Why is this important?
- LGBTQ and religious Americans increasingly find themselves in a lose-lose conflict with one another, resulting in ongoing lawsuits and endless cultural clashes.
- There is no federal law providing basic civil rights protections to LGBTQ Americans across all 50 states.
- In 29 states, LGBTQ Americans are at risk of being fired from their job, evicted from their home, or denied basic services because of their sexual orientation or gender identity without clear legal recourse.
- More than half of LGBTQ Americans have experienced some form of harassment or discrimination due to their sexual orientation or gender identity, according to a recent Harvard study. One in five surveyed have been discriminated against in the process of applying for a job (20%), being paid equally or considered for a promotion (22%) or buying or renting a home (22%). (Harvard)
Why is now the time for a bipartisan solution?
- Partisan gridlock had stalled efforts to pass federal civil rights protections in Congress like the Equality Act and the Fairness for All Act.
- Given the current makeup of Congress, neither Act has a realistic chance of passing in its current form.
- In the current environment, LGBTQ rights can only garner enough political support to pass if they also include religious rights protected under the First Amendment.

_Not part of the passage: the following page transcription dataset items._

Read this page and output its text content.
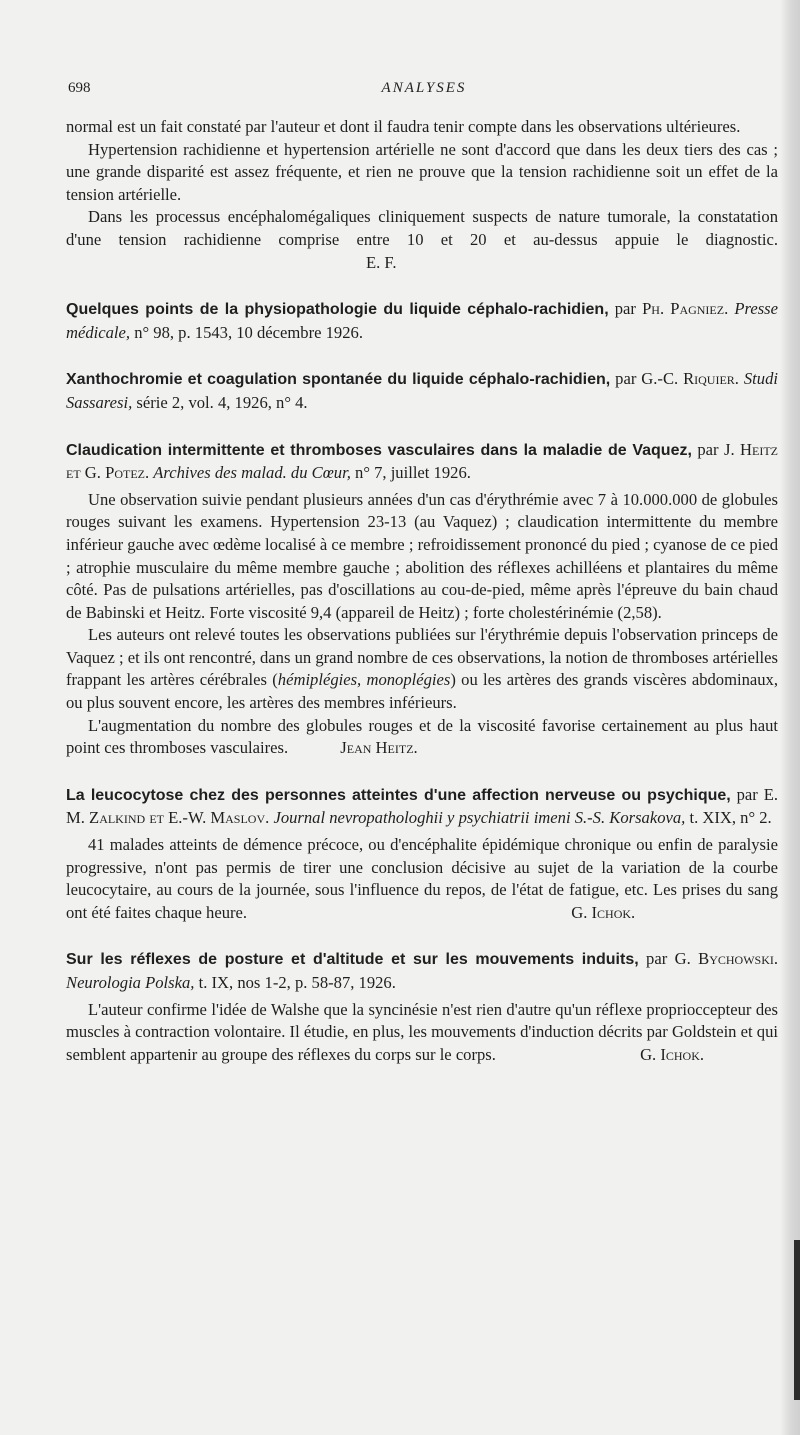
698	ANALYSES

normal est un fait constaté par l'auteur et dont il faudra tenir compte dans les observations ultérieures.

Hypertension rachidienne et hypertension artérielle ne sont d'accord que dans les deux tiers des cas ; une grande disparité est assez fréquente, et rien ne prouve que la tension rachidienne soit un effet de la tension artérielle.

Dans les processus encéphalomégaliques cliniquement suspects de nature tumorale, la constatation d'une tension rachidienne comprise entre 10 et 20 et au-dessus appuie le diagnostic. E. F.

Quelques points de la physiopathologie du liquide céphalo-rachidien, par Ph. Pagniez. Presse médicale, n° 98, p. 1543, 10 décembre 1926.

Xanthochromie et coagulation spontanée du liquide céphalo-rachidien, par G.-C. Riquier. Studi Sassaresi, série 2, vol. 4, 1926, n° 4.

Claudication intermittente et thromboses vasculaires dans la maladie de Vaquez, par J. Heitz et G. Potez. Archives des malad. du Cœur, n° 7, juillet 1926.

Une observation suivie pendant plusieurs années d'un cas d'érythrémie avec 7 à 10.000.000 de globules rouges suivant les examens. Hypertension 23-13 (au Vaquez) ; claudication intermittente du membre inférieur gauche avec œdème localisé à ce membre ; refroidissement prononcé du pied ; cyanose de ce pied ; atrophie musculaire du même membre gauche ; abolition des réflexes achilléens et plantaires du même côté. Pas de pulsations artérielles, pas d'oscillations au cou-de-pied, même après l'épreuve du bain chaud de Babinski et Heitz. Forte viscosité 9,4 (appareil de Heitz) ; forte cholestérinémie (2,58).

Les auteurs ont relevé toutes les observations publiées sur l'érythrémie depuis l'observation princeps de Vaquez ; et ils ont rencontré, dans un grand nombre de ces observations, la notion de thromboses artérielles frappant les artères cérébrales (hémiplégies, monoplégies) ou les artères des grands viscères abdominaux, ou plus souvent encore, les artères des membres inférieurs.

L'augmentation du nombre des globules rouges et de la viscosité favorise certainement au plus haut point ces thromboses vasculaires.	Jean Heitz.

La leucocytose chez des personnes atteintes d'une affection nerveuse ou psychique, par E. M. Zalkind et E.-W. Maslov. Journal nevropathologhii y psychiatrii imeni S.-S. Korsakova, t. XIX, n° 2.

41 malades atteints de démence précoce, ou d'encéphalite épidémique chronique ou enfin de paralysie progressive, n'ont pas permis de tirer une conclusion décisive au sujet de la variation de la courbe leucocytaire, au cours de la journée, sous l'influence du repos, de l'état de fatigue, etc. Les prises du sang ont été faites chaque heure.	G. Ichok.

Sur les réflexes de posture et d'altitude et sur les mouvements induits, par G. Bychowski. Neurologia Polska, t. IX, nos 1-2, p. 58-87, 1926.

L'auteur confirme l'idée de Walshe que la syncinésie n'est rien d'autre qu'un réflexe proprioccepteur des muscles à contraction volontaire. Il étudie, en plus, les mouvements d'induction décrits par Goldstein et qui semblent appartenir au groupe des réflexes du corps sur le corps.	G. Ichok.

- We have a unique opportunity before the 2022 Election to pass landmark legislation to extend civil rights protections to millions of Americans, but we must act now or we may lose our window to pass nondiscrimination legislation altogether.
Why should the government allow religious institutions to continue to receive federal dollars for social services and education?
- Religious organizations provide a massive amount of social services to the public - for example, 30% of all refugees are resettled by the Catholic Church’s Migration and Refugee Services and 58% of all beds for the homeless are provided by faith-based organizations.
- Religious organizations may not discriminate in their providing of most services such as homeless shelters and refugee resettlement. The Supreme Court recently upheld their right to discriminate in adoption services and while many may disagree with that, that is now a Constitutional protection an LGBTQ rights law must respect.
Why can’t we just solve these matters in the court system?
- Judicial decisions are narrowly tailored to the disputes they resolve and cannot provide a broad enough framework for a lasting solution. Resolving these issues in a fair, sustainable, and comprehensive way will require congressional leadership.
Are you confident that the LGBTQ and religious communities can find common ground on these issues?
- Yes. In fact, they already have. Leaders from the two communities have worked together for years. Collaboration between LGBTQ-rights groups and The Church of Jesus Christ of Latter-day Saints produced an open letter of support for the principles of non-discrimination and support from the Church helped pass and uphold a non-discrimination ordinance in Mesa, Ariz. in 2021, more than one hundred faith leaders have signed on to the letter.
- The Mesa ordinance has proven to be an effective, comprehensive framework for addressing anti-LGBTQ discrimination and preserving religious liberty.
- In the 21 states and over 300 municipalities that have civil rights protections for LGBTQ people, the vast majority – including states like California and New York – have exemptions for religious organizations.
- Faith leaders and LGBTQ organizations came together in Utah in 2020 to pass a statewide ban on conversion therapy.